Image Import and Similarity

All Panoptic similarity tools rely on a first step that occurs during image import: vectorization.

This process consists of using a Deep Learning model, in this case the open-source OpenAI - CLIP model to transform images into embeddings.

These embeddings will allow easy comparison of images with each other, not only based on their visual resemblance, but also on what they represent.

Illustrated Example

Concretely, embeddings are lists of numbers; the number of digits may vary depending on the model used, but for CLIP, for example, images are transformed into lists of 512 numbers. These represent visual and/or semantic characteristics of the images, but are difficult to interpret if one only looks at the numbers.
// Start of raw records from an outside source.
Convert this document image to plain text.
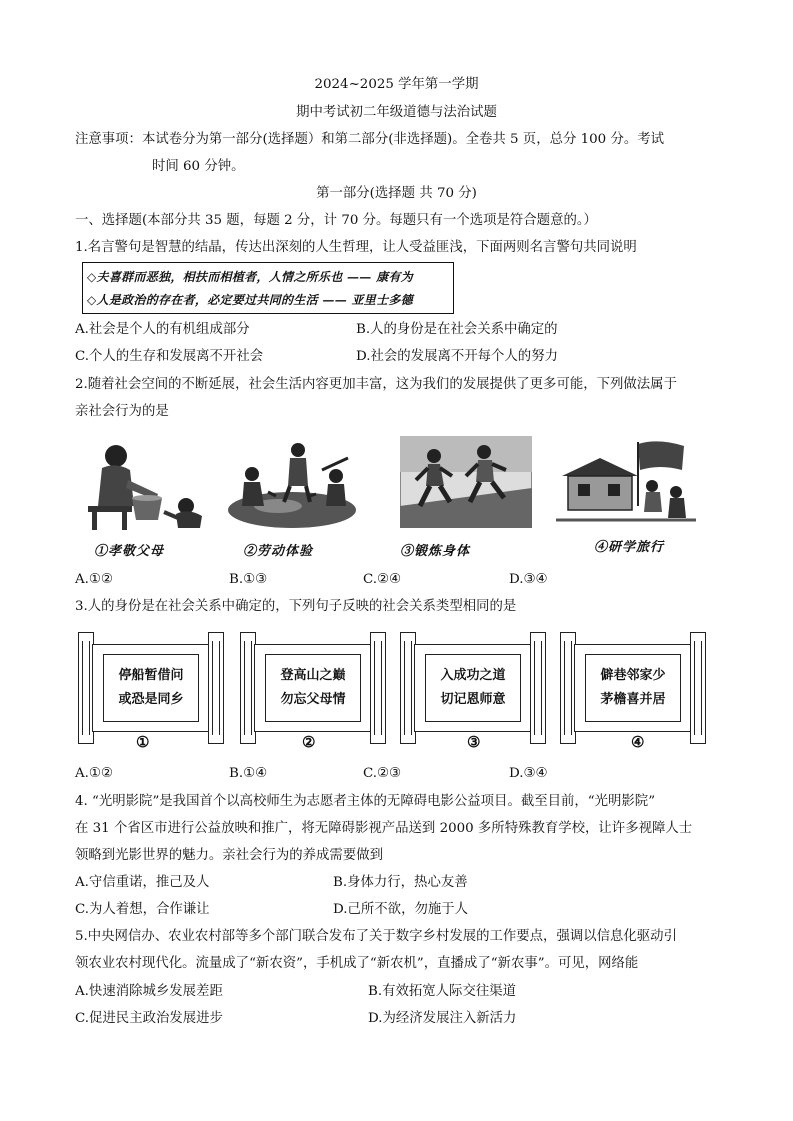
2024~2025 学年第一学期
期中考试初二年级道德与法治试题
注意事项：本试卷分为第一部分(选择题）和第二部分(非选择题)。全卷共 5 页，总分 100 分。考试
时间 60 分钟。
第一部分(选择题 共 70 分)
一、选择题(本部分共 35 题，每题 2 分，计 70 分。每题只有一个选项是符合题意的。）
1.名言警句是智慧的结晶，传达出深刻的人生哲理，让人受益匪浅，下面两则名言警句共同说明
◇夫喜群而恶独，相扶而相植者，人情之所乐也 —— 康有为
◇人是政治的存在者，必定要过共同的生活 —— 亚里士多德
A.社会是个人的有机组成部分	B.人的身份是在社会关系中确定的
C.个人的生存和发展离不开社会	D.社会的发展离不开每个人的努力
2.随着社会空间的不断延展，社会生活内容更加丰富，这为我们的发展提供了更多可能，下列做法属于
亲社会行为的是
①孝敬父母	②劳动体验	③锻炼身体	④研学旅行
A.①②	B.①③	C.②④	D.③④
3.人的身份是在社会关系中确定的，下列句子反映的社会关系类型相同的是
停船暂借问
或恐是同乡
登高山之巅
勿忘父母情
入成功之道
切记恩师意
僻巷邻家少
茅檐喜并居
①	②	③	④
A.①②	B.①④	C.②③	D.③④
4. “光明影院”是我国首个以高校师生为志愿者主体的无障碍电影公益项目。截至目前，“光明影院”
在 31 个省区市进行公益放映和推广，将无障碍影视产品送到 2000 多所特殊教育学校，让许多视障人士
领略到光影世界的魅力。亲社会行为的养成需要做到
A.守信重诺，推己及人	B.身体力行，热心友善
C.为人着想，合作谦让	D.己所不欲，勿施于人
5.中央网信办、农业农村部等多个部门联合发布了关于数字乡村发展的工作要点，强调以信息化驱动引
领农业农村现代化。流量成了“新农资”，手机成了“新农机”，直播成了“新农事”。可见，网络能
A.快速消除城乡发展差距	B.有效拓宽人际交往渠道
C.促进民主政治发展进步	D.为经济发展注入新活力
Here is a fictitious and extremely simplified example of embeddings with only 3 numbers that could be obtained for the following images:

Alt text

The two cat vectors are a priori closer in value. One could then try to interpret what each value represents for the model (for example, the type of muzzle, posture, type of ear), but this is a separate field of research, and here we content ourselves with using the model assuming that it has been previously well-trained and will be able to convert our images into vectors such that it can properly identify the images.

Once the model has transformed our images into vectors, we can create groups of images based on these characteristics (which are, let us remember, not purely visual characteristics as we have seen in the first methods, but indeed characteristics of what is represented.)
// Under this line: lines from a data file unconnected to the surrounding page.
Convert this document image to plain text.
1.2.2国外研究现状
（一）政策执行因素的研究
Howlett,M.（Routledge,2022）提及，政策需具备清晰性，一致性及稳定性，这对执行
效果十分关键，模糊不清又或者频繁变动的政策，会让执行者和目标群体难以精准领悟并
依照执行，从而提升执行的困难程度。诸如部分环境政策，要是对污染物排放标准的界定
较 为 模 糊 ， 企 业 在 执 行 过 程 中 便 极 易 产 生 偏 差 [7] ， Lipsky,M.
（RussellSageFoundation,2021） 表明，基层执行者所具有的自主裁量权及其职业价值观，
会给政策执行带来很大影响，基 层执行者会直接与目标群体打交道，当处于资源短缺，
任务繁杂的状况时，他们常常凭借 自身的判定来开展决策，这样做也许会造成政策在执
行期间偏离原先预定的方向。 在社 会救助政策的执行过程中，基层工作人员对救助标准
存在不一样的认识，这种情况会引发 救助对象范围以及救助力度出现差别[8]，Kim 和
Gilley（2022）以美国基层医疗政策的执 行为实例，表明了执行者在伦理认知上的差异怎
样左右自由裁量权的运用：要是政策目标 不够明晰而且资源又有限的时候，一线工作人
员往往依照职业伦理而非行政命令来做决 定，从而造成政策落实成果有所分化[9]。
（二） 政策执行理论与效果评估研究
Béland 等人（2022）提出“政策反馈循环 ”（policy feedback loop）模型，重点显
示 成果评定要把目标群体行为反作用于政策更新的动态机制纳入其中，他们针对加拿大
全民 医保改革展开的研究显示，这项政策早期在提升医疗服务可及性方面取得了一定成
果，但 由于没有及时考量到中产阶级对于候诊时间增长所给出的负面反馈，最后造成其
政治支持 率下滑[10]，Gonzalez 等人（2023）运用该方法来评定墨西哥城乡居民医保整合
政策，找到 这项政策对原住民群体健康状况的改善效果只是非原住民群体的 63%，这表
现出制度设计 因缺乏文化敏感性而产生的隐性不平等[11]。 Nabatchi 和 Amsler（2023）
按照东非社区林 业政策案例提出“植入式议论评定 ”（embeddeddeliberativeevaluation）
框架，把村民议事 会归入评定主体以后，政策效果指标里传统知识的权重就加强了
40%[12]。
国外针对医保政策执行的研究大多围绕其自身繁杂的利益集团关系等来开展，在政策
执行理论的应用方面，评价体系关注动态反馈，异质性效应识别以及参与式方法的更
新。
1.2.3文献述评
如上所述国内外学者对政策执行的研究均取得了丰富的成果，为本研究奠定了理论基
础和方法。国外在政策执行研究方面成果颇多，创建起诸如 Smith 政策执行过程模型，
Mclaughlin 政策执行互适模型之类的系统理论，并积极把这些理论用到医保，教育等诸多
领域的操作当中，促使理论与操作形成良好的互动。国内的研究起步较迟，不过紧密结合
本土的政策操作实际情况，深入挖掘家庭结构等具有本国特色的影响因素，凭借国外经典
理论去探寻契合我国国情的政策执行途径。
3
These groups can be represented on a graph, which however implies keeping only two points per image. There are statistical methods for calculating these two points regardless of the size of the input vector but here for simplicity we will only keep the points corresponding to the muzzles and ears since they are a priori the most significant.

We thus obtain the following graph:

Alt text

Which allows us to observe that we can indeed visually group our images into groups, the cats together and the dog separately.